When the technician crawled under the house, he discovered ductwork was already in place leading to the bathroom. It snaked across the ground, open and unconnected at the far end.

"The original contractor who installed the central air conditioning system apparently forgot to cut the hole and install the bathroom vent as he planned," said Chandler. "As a result, conditioned air was pumping out of the end of an open duct. It turned out that for more than a year we'd been wasting money by heating – or air conditioning – our crawl space and the great outdoors!"

When the open duct was attached to a properly working vent, Chandler's bathroom was finally comfortable. Better yet, her summer electricity bill dropped by $15 a month.

Another Energy Commisson staffer had a central furnace and air conditioner replaced. The ducts under the house were checked, and duct tape supposedly sealing and holding two duct sections together had dried up and failed. The two sections had fallen apart, and that hole was also heating and cooling the crawl space under that person's house. It was fixed properly with sheet metal screws holding the sections together and mastic covering the entire seal.

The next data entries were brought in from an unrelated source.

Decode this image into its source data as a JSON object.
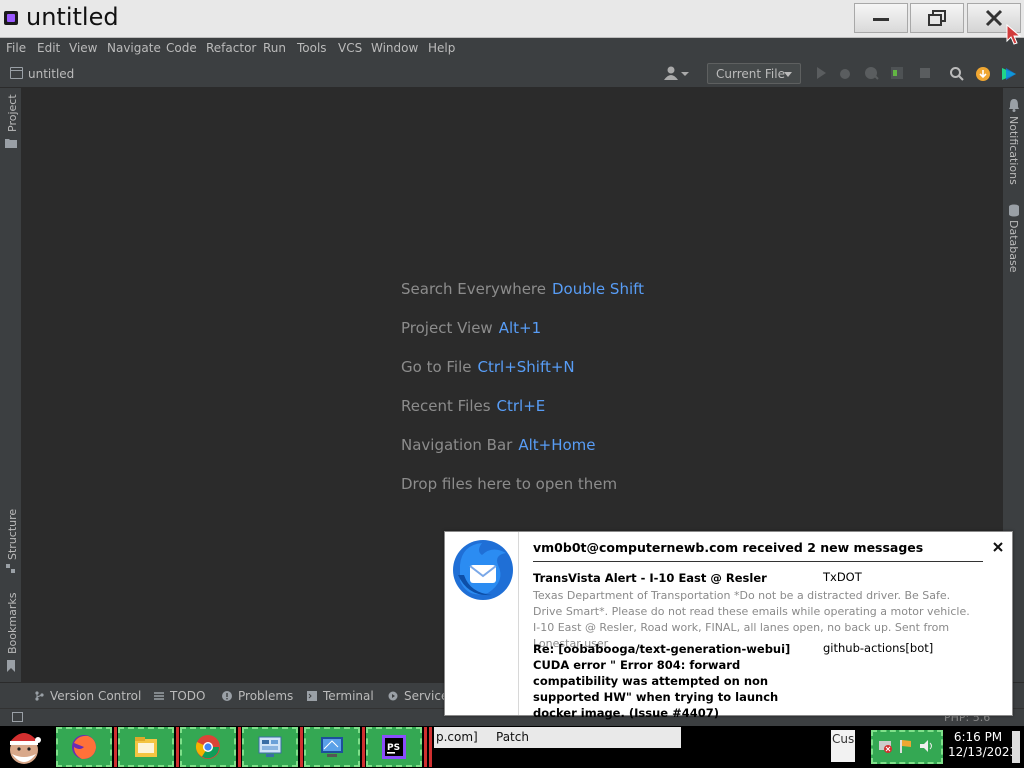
{
  "window": {
    "title": "untitled"
  },
  "menu": [
    "File",
    "Edit",
    "View",
    "Navigate",
    "Code",
    "Refactor",
    "Run",
    "Tools",
    "VCS",
    "Window",
    "Help"
  ],
  "toolbar": {
    "project_name": "untitled",
    "run_config": "Current File"
  },
  "left_stripe": {
    "project": "Project",
    "structure": "Structure",
    "bookmarks": "Bookmarks"
  },
  "right_stripe": {
    "notifications": "Notifications",
    "database": "Database"
  },
  "editor_hints": [
    {
      "label": "Search Everywhere",
      "shortcut": "Double Shift"
    },
    {
      "label": "Project View",
      "shortcut": "Alt+1"
    },
    {
      "label": "Go to File",
      "shortcut": "Ctrl+Shift+N"
    },
    {
      "label": "Recent Files",
      "shortcut": "Ctrl+E"
    },
    {
      "label": "Navigation Bar",
      "shortcut": "Alt+Home"
    },
    {
      "label": "Drop files here to open them",
      "shortcut": ""
    }
  ],
  "bottom_tabs": [
    "Version Control",
    "TODO",
    "Problems",
    "Terminal",
    "Services"
  ],
  "status": {
    "php_version": "PHP: 5.6"
  },
  "notification": {
    "title": "vm0b0t@computernewb.com received 2 new messages",
    "messages": [
      {
        "subject": "TransVista Alert - I-10 East @ Resler",
        "from": "TxDOT",
        "preview": "Texas Department of Transportation *Do not be a distracted driver. Be Safe. Drive Smart*. Please do not read these emails while operating a motor vehicle. I-10 East @ Resler, Road work, FINAL, all lanes open, no back up. Sent from Lonestar user"
      },
      {
        "subject": "Re: [oobabooga/text-generation-webui] CUDA error \" Error 804: forward compatibility was attempted on non supported HW\" when trying to launch docker image. (Issue #4407)",
        "from": "github-actions[bot]",
        "preview": ""
      }
    ]
  },
  "taskbar": {
    "strip_text_a": "p.com]",
    "strip_text_b": "Patch",
    "cus_text": "Cus",
    "time": "6:16 PM",
    "date": "12/13/2023"
  },
  "colors": {
    "ide_bg": "#2b2b2b",
    "ide_panel": "#3c3f41",
    "shortcut_blue": "#589df6",
    "taskbar_green": "#34a853"
  }
}
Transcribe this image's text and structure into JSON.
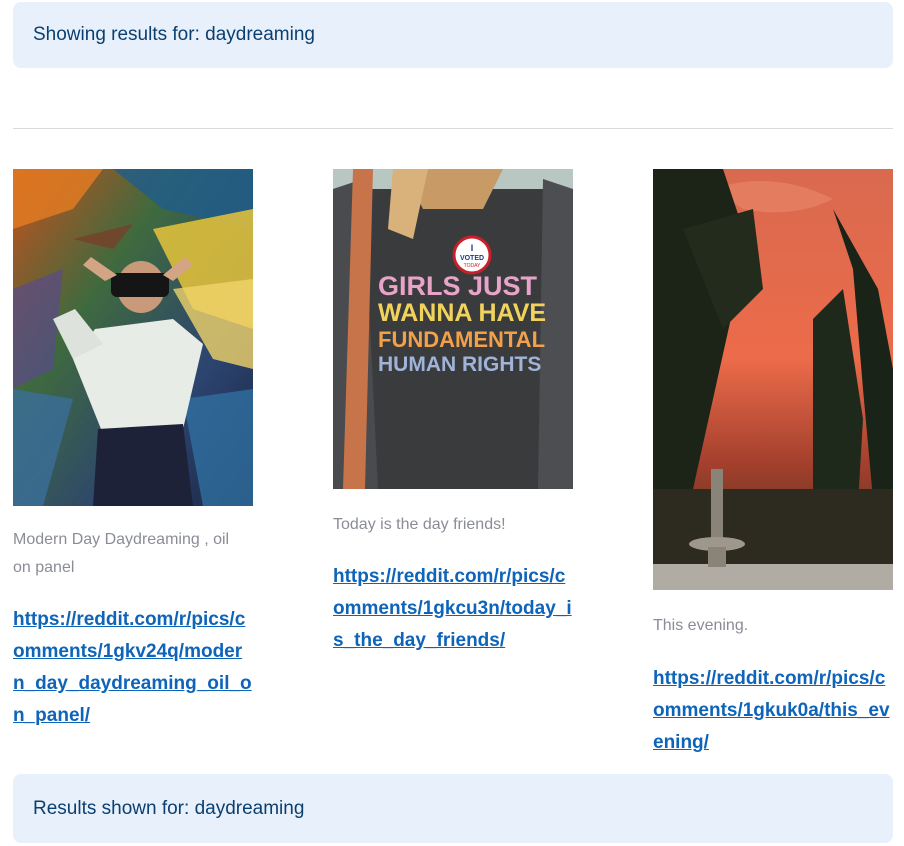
{
  "header": {
    "text": "Showing results for: daydreaming"
  },
  "results": [
    {
      "caption": "Modern Day Daydreaming , oil on panel",
      "url": "https://reddit.com/r/pics/comments/1gkv24q/modern_day_daydreaming_oil_on_panel/",
      "image_alt": "Oil painting of a woman wearing a VR headset"
    },
    {
      "caption": "Today is the day friends!",
      "url": "https://reddit.com/r/pics/comments/1gkcu3n/today_is_the_day_friends/",
      "image_alt": "Person wearing a t-shirt and an I Voted sticker",
      "shirt_lines": [
        "GIRLS JUST",
        "WANNA HAVE",
        "FUNDAMENTAL",
        "HUMAN RIGHTS"
      ],
      "sticker_lines": [
        "I",
        "VOTED",
        "TODAY"
      ]
    },
    {
      "caption": "This evening.",
      "url": "https://reddit.com/r/pics/comments/1gkuk0a/this_evening/",
      "image_alt": "Sunset sky over a garden with cypress trees and a fountain"
    }
  ],
  "footer": {
    "text": "Results shown for: daydreaming"
  }
}
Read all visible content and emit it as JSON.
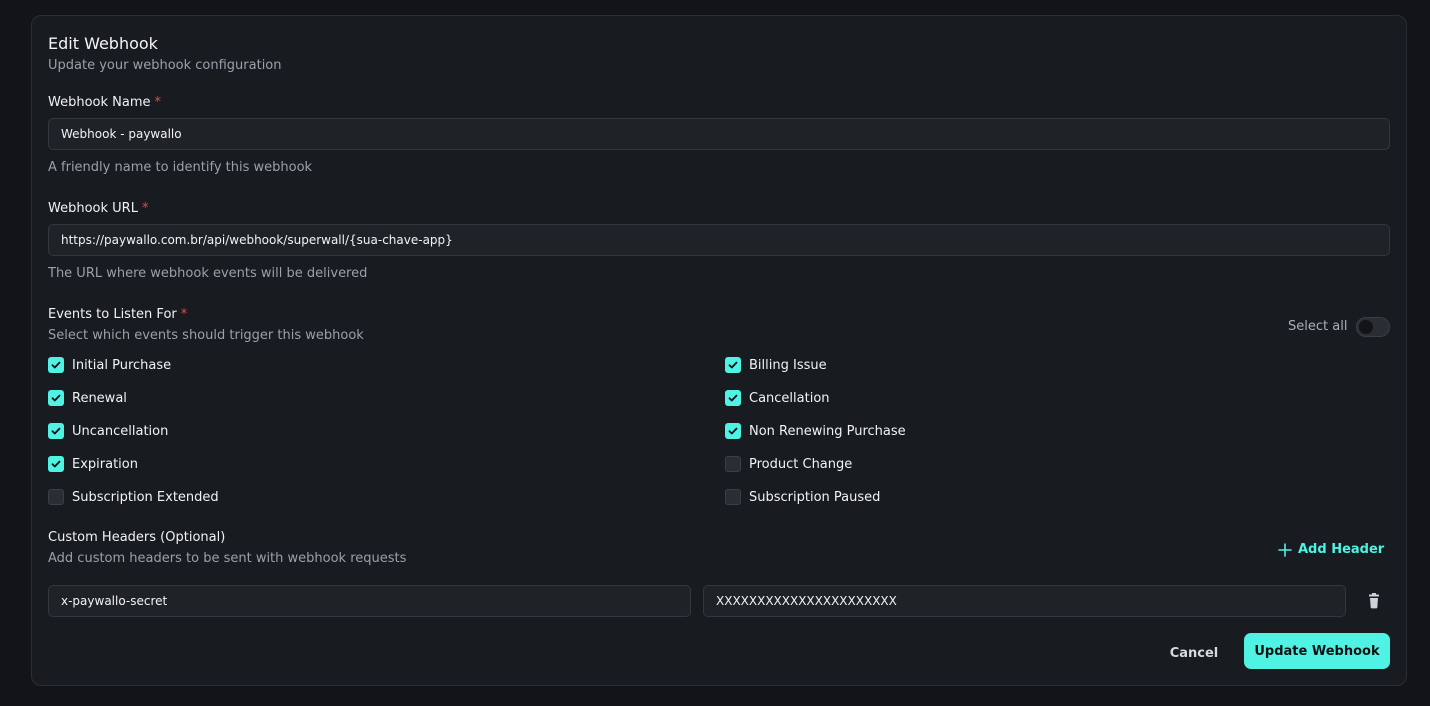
{
  "header": {
    "title": "Edit Webhook",
    "subtitle": "Update your webhook configuration"
  },
  "name_field": {
    "label": "Webhook Name",
    "required_mark": "*",
    "value": "Webhook - paywallo",
    "hint": "A friendly name to identify this webhook"
  },
  "url_field": {
    "label": "Webhook URL",
    "required_mark": "*",
    "value": "https://paywallo.com.br/api/webhook/superwall/{sua-chave-app}",
    "hint": "The URL where webhook events will be delivered"
  },
  "events": {
    "label": "Events to Listen For",
    "required_mark": "*",
    "hint": "Select which events should trigger this webhook",
    "select_all_label": "Select all",
    "select_all_on": false,
    "items": [
      {
        "label": "Initial Purchase",
        "checked": true
      },
      {
        "label": "Billing Issue",
        "checked": true
      },
      {
        "label": "Renewal",
        "checked": true
      },
      {
        "label": "Cancellation",
        "checked": true
      },
      {
        "label": "Uncancellation",
        "checked": true
      },
      {
        "label": "Non Renewing Purchase",
        "checked": true
      },
      {
        "label": "Expiration",
        "checked": true
      },
      {
        "label": "Product Change",
        "checked": false
      },
      {
        "label": "Subscription Extended",
        "checked": false
      },
      {
        "label": "Subscription Paused",
        "checked": false
      }
    ]
  },
  "headers": {
    "label": "Custom Headers (Optional)",
    "hint": "Add custom headers to be sent with webhook requests",
    "add_label": "Add Header",
    "rows": [
      {
        "key": "x-paywallo-secret",
        "value": "XXXXXXXXXXXXXXXXXXXXXX"
      }
    ]
  },
  "footer": {
    "cancel_label": "Cancel",
    "submit_label": "Update Webhook"
  },
  "colors": {
    "accent": "#4ff2e3",
    "required": "#ef4444",
    "background": "#121417",
    "card": "#181b1f"
  }
}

Here are some common problems to look out for:

  • Leaky duct connection
  • Return leaks
  • Furniture blocking register
  • Leaks at furnace and filter slot and duct tape failure
  • Fallen duct insulation
  • Supply leaks
  • Kinks in ductwork restricting airflow

Check Your System Yearly

Each autumn before cold weather begins it's always a good idea to get a routine maintenance and inspection of your heating system to make sure it is in good working order. At the same time, have the air conditioning contractor make at least a visual inspection of your duct system. If you've noticed any problems – rooms that don't get warm, even though the rest of the house is fine, for example – make sure the inspector knows about it, so he can look for a problem.

Depending on how accessible your attic or crawl space is, you may be able to inspect your ductwork yourself. Check for loose connections and joints that have come apart. Look for rips or tears, or for crushed ducts.

It's also a good idea to clean and inspect your vents where they enter the room. Sacramento resident and novelist Patti Berg did so after she and her husband moved into a new apartment. Very little heated air came through the register in their bedroom, leaving the room too cold in winter. When she removed the grill, she discovered that a previous renter had blocked off most of the duct with cardboard. "I guess it was the other tenant's way of trying to adjust a duct system that wasn't very well designed, but it made for an unpleasant house," said Berg.

Closing off a vent in that fashion could be harming your heating and air conditioning system.

Simply put, the point is this: today's homes are better insulated, with improved weather stripping to keep heat inside during the winter. Windows have become increasingly more sophisticated, with high-tech coatings and gases between multiple panes of glass that improve their insulating value. As a result, energy savings can be startling – providing your duct system isn't squandering the benefits.